Mijn handen begonnen te trillen en mijn benen leken wel op pudding. Ik probeerde mijn evenwicht te bewaren en greep naar de tafel. De Makaan keek mij doordringend aan.
'Concentreer je op de kaars, ga ervoor staan en doe je ogen dicht.'
Ik opende mijn mond om te protesteren maar zijn blik snoerde mij de mond. Wantrouwig gehoorzaamde ik en sloot mijn ogen.
'Denk aan vuur. De warmte, het gevaar, de kleur en het leven dat er in verscholen zit.'
Ik probeerde mij een vlam voor het zicht te halen en ik voelde de zweetdruppeltjes op mijn voorhoofd verschijnen. Een klein vlammetje dat steeds groter en groter werd. Een verwarmde vlam die brandde van het leven. De kleur die kon veranderen naarmate je warmer ging. En opeens maakte mijn hoofd een klik. Alsof je een deur opende na lang murmelen, omdat de sleutel te stroef was en dan de deurklink naar beneden deed. Ik zag verschillende kleuren door elkaar die ontplofte aan de binnenkant van mijn oogleden.
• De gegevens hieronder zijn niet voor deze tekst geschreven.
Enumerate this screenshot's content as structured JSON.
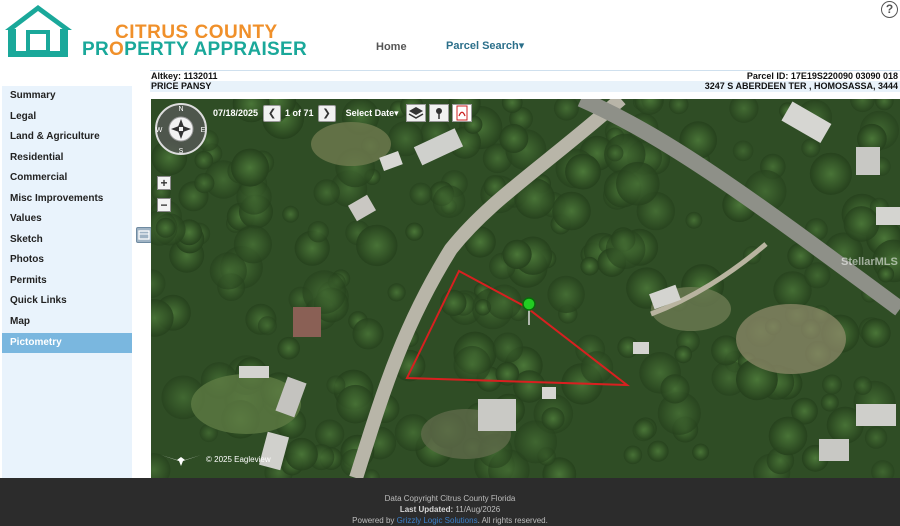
{
  "header": {
    "logo_line1": "CITRUS COUNTY",
    "logo_line2_a": "PR",
    "logo_line2_o": "O",
    "logo_line2_b": "PERTY APPRAISER",
    "nav_home": "Home",
    "nav_parcel_search": "Parcel Search▾",
    "help_icon": "?"
  },
  "info": {
    "altkey": "Altkey: 1132011",
    "parcel_id": "Parcel ID: 17E19S220090 03090 018",
    "owner": "PRICE PANSY",
    "address": "3247 S ABERDEEN TER , HOMOSASSA, 3444"
  },
  "sidebar": {
    "items": [
      {
        "label": "Summary"
      },
      {
        "label": "Legal"
      },
      {
        "label": "Land & Agriculture"
      },
      {
        "label": "Residential"
      },
      {
        "label": "Commercial"
      },
      {
        "label": "Misc Improvements"
      },
      {
        "label": "Values"
      },
      {
        "label": "Sketch"
      },
      {
        "label": "Photos"
      },
      {
        "label": "Permits"
      },
      {
        "label": "Quick Links"
      },
      {
        "label": "Map"
      },
      {
        "label": "Pictometry"
      }
    ],
    "active_index": 12
  },
  "map": {
    "date": "07/18/2025",
    "prev_icon": "chevron-left-icon",
    "next_icon": "chevron-right-icon",
    "prev_glyph": "❮",
    "next_glyph": "❯",
    "image_count": "1 of 71",
    "select_date_label": "Select Date▾",
    "zoom_in": "+",
    "zoom_out": "−",
    "watermark": "StellarMLS",
    "copyright": "© 2025 Eagleview",
    "compass_letters": [
      "N",
      "E",
      "S",
      "W"
    ]
  },
  "footer": {
    "line1": "Data Copyright Citrus County Florida",
    "last_updated_label": "Last Updated:",
    "last_updated_value": "11/Aug/2026",
    "powered_by": "Powered by",
    "powered_link": "Grizzly Logic Solutions",
    "rights": ". All rights reserved."
  },
  "colors": {
    "accent_orange": "#f0902a",
    "accent_teal": "#1aa89a",
    "sidebar_active": "#7ab7df",
    "parcel_outline": "#d82020"
  }
}
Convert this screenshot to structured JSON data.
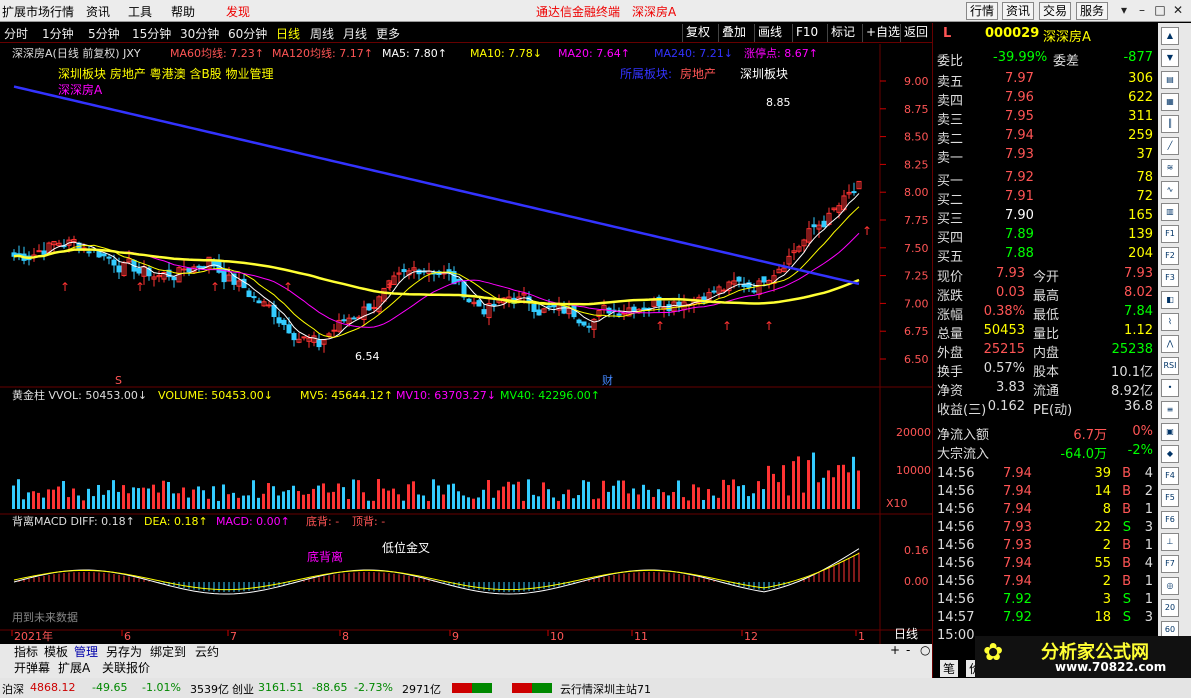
{
  "titlebar": {
    "menus": [
      "扩展市场行情",
      "资讯",
      "工具",
      "帮助",
      "发现"
    ],
    "center": "通达信金融终端",
    "stock": "深深房A",
    "buttons": [
      "行情",
      "资讯",
      "交易",
      "服务"
    ]
  },
  "periods": {
    "items": [
      "分时",
      "1分钟",
      "5分钟",
      "15分钟",
      "30分钟",
      "60分钟",
      "日线",
      "周线",
      "月线",
      "更多"
    ],
    "active": "日线",
    "buttons": [
      "复权",
      "叠加",
      "画线",
      "F10",
      "标记",
      "+自选",
      "返回"
    ]
  },
  "main": {
    "header": [
      {
        "t": "深深房A(日线 前复权) JXY",
        "c": "#ddd"
      },
      {
        "t": "MA60均线: 7.23↑",
        "c": "#f55"
      },
      {
        "t": "MA120均线: 7.17↑",
        "c": "#f55"
      },
      {
        "t": "MA5: 7.80↑",
        "c": "#fff"
      },
      {
        "t": "MA10: 7.78↓",
        "c": "#ff0"
      },
      {
        "t": "MA20: 7.64↑",
        "c": "#f0f"
      },
      {
        "t": "MA240: 7.21↓",
        "c": "#33f"
      },
      {
        "t": "涨停点: 8.67↑",
        "c": "#f0f"
      }
    ],
    "sector_line": "深圳板块 房地产 粤港澳 含B股 物业管理",
    "stock_tag": "深深房A",
    "sector_right": {
      "label": "所属板块:",
      "a": "房地产",
      "b": "深圳板块"
    },
    "peak": "8.85",
    "trough": "6.54",
    "marker_s": "S",
    "marker_cai": "财"
  },
  "volume": {
    "header": [
      {
        "t": "黄金柱 VVOL: 50453.00↓",
        "c": "#ddd"
      },
      {
        "t": "VOLUME: 50453.00↓",
        "c": "#ff0"
      },
      {
        "t": "MV5: 45644.12↑",
        "c": "#ff0"
      },
      {
        "t": "MV10: 63703.27↓",
        "c": "#f0f"
      },
      {
        "t": "MV40: 42296.00↑",
        "c": "#0f0"
      }
    ],
    "ticks": [
      "20000",
      "10000"
    ],
    "unit": "X10"
  },
  "macd": {
    "header": [
      {
        "t": "背离MACD DIFF: 0.18↑",
        "c": "#ddd"
      },
      {
        "t": "DEA: 0.18↑",
        "c": "#ff0"
      },
      {
        "t": "MACD: 0.00↑",
        "c": "#f0f"
      },
      {
        "t": "底背: -",
        "c": "#f55"
      },
      {
        "t": "顶背: -",
        "c": "#f55"
      }
    ],
    "label_div": "底背离",
    "label_cross": "低位金叉",
    "ticks": [
      "0.16",
      "0.00"
    ],
    "future": "用到未来数据"
  },
  "axis": {
    "prices": [
      "9.00",
      "8.75",
      "8.50",
      "8.25",
      "8.00",
      "7.75",
      "7.50",
      "7.25",
      "7.00",
      "6.75",
      "6.50"
    ],
    "months": [
      "2021年",
      "6",
      "7",
      "8",
      "9",
      "10",
      "11",
      "12",
      "1"
    ],
    "period": "日线"
  },
  "quote": {
    "code": "000029",
    "name": "深深房A",
    "weibi": "委比",
    "weibi_v": "-39.99%",
    "weicha": "委差",
    "weicha_v": "-877",
    "asks": [
      {
        "l": "卖五",
        "p": "7.97",
        "v": "306"
      },
      {
        "l": "卖四",
        "p": "7.96",
        "v": "622"
      },
      {
        "l": "卖三",
        "p": "7.95",
        "v": "311"
      },
      {
        "l": "卖二",
        "p": "7.94",
        "v": "259"
      },
      {
        "l": "卖一",
        "p": "7.93",
        "v": "37"
      }
    ],
    "bids": [
      {
        "l": "买一",
        "p": "7.92",
        "v": "78"
      },
      {
        "l": "买二",
        "p": "7.91",
        "v": "72"
      },
      {
        "l": "买三",
        "p": "7.90",
        "v": "165"
      },
      {
        "l": "买四",
        "p": "7.89",
        "v": "139"
      },
      {
        "l": "买五",
        "p": "7.88",
        "v": "204"
      }
    ],
    "stats": [
      {
        "a": "现价",
        "av": "7.93",
        "ac": "#f55",
        "b": "今开",
        "bv": "7.93",
        "bc": "#f55"
      },
      {
        "a": "涨跌",
        "av": "0.03",
        "ac": "#f55",
        "b": "最高",
        "bv": "8.02",
        "bc": "#f55"
      },
      {
        "a": "涨幅",
        "av": "0.38%",
        "ac": "#f55",
        "b": "最低",
        "bv": "7.84",
        "bc": "#0f0"
      },
      {
        "a": "总量",
        "av": "50453",
        "ac": "#ff0",
        "b": "量比",
        "bv": "1.12",
        "bc": "#ff0"
      },
      {
        "a": "外盘",
        "av": "25215",
        "ac": "#f55",
        "b": "内盘",
        "bv": "25238",
        "bc": "#0f0"
      },
      {
        "a": "换手",
        "av": "0.57%",
        "ac": "#ddd",
        "b": "股本",
        "bv": "10.1亿",
        "bc": "#ddd"
      },
      {
        "a": "净资",
        "av": "3.83",
        "ac": "#ddd",
        "b": "流通",
        "bv": "8.92亿",
        "bc": "#ddd"
      },
      {
        "a": "收益(三)",
        "av": "0.162",
        "ac": "#ddd",
        "b": "PE(动)",
        "bv": "36.8",
        "bc": "#ddd"
      }
    ],
    "flow": [
      {
        "l": "净流入额",
        "v": "6.7万",
        "p": "0%"
      },
      {
        "l": "大宗流入",
        "v": "-64.0万",
        "p": "-2%"
      }
    ],
    "ticks": [
      {
        "t": "14:56",
        "p": "7.94",
        "v": "39",
        "s": "B",
        "n": "4"
      },
      {
        "t": "14:56",
        "p": "7.94",
        "v": "14",
        "s": "B",
        "n": "2"
      },
      {
        "t": "14:56",
        "p": "7.94",
        "v": "8",
        "s": "B",
        "n": "1"
      },
      {
        "t": "14:56",
        "p": "7.93",
        "v": "22",
        "s": "S",
        "n": "3"
      },
      {
        "t": "14:56",
        "p": "7.93",
        "v": "2",
        "s": "B",
        "n": "1"
      },
      {
        "t": "14:56",
        "p": "7.94",
        "v": "55",
        "s": "B",
        "n": "4"
      },
      {
        "t": "14:56",
        "p": "7.94",
        "v": "2",
        "s": "B",
        "n": "1"
      },
      {
        "t": "14:56",
        "p": "7.92",
        "v": "3",
        "s": "S",
        "n": "1"
      },
      {
        "t": "14:57",
        "p": "7.92",
        "v": "18",
        "s": "S",
        "n": "3"
      },
      {
        "t": "15:00",
        "p": "",
        "v": "",
        "s": "",
        "n": ""
      }
    ]
  },
  "bottom": {
    "row1": [
      "指标",
      "模板",
      "管理",
      "另存为",
      "绑定到",
      "云约"
    ],
    "row2": [
      "开弹幕",
      "扩展A",
      "关联报价"
    ],
    "tabs": [
      "笔",
      "价"
    ]
  },
  "status": {
    "a": "泊深",
    "a1": "4868.12",
    "a2": "-49.65",
    "a3": "-1.01%",
    "a4": "3539亿",
    "b": "创业",
    "b1": "3161.51",
    "b2": "-88.65",
    "b3": "-2.73%",
    "b4": "2971亿",
    "c": "云行情深圳主站71"
  },
  "logo": {
    "text": "分析家公式网",
    "url": "www.70822.com"
  }
}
Ik lachte verrukt en ik hoorde dat de Makaan goedkeurend mompelde. 'Focus nu op de kaars en denk dat je het leven wilt geven.'
Ik deed mijn ogen open en keek naar de kaars die mooi op de tafel stond. Ik wist totaal niet wat ik moest doen. Moest ik mijn arm uitstrekken, een spreuk opzeggen of er gewoon naar staren.
Die drie dingen leken mij te belachelijk dus ging ik gewoon voor de kaars staan en beeldde mij in dat ik een lucifer nam, hem aanstak en het lontje aandeed. Ik hield mijn hoofd iets schuin, deed mijn ogen weer dicht en concentreerde mij met al mijn kracht op de kaars. Ik ademde diep in en herhaalde het constant in mijn hoofd. Laat het leven, geef het leven en laat het warmte uitstralen.
En toen ik mijn ogen open deed, zag ik de Makaan een beetje glimlachen dat mij verbaasde. Maar wat mij nog meer verbaasde, was dat de kaars op de tafel in lichterlaaie stond.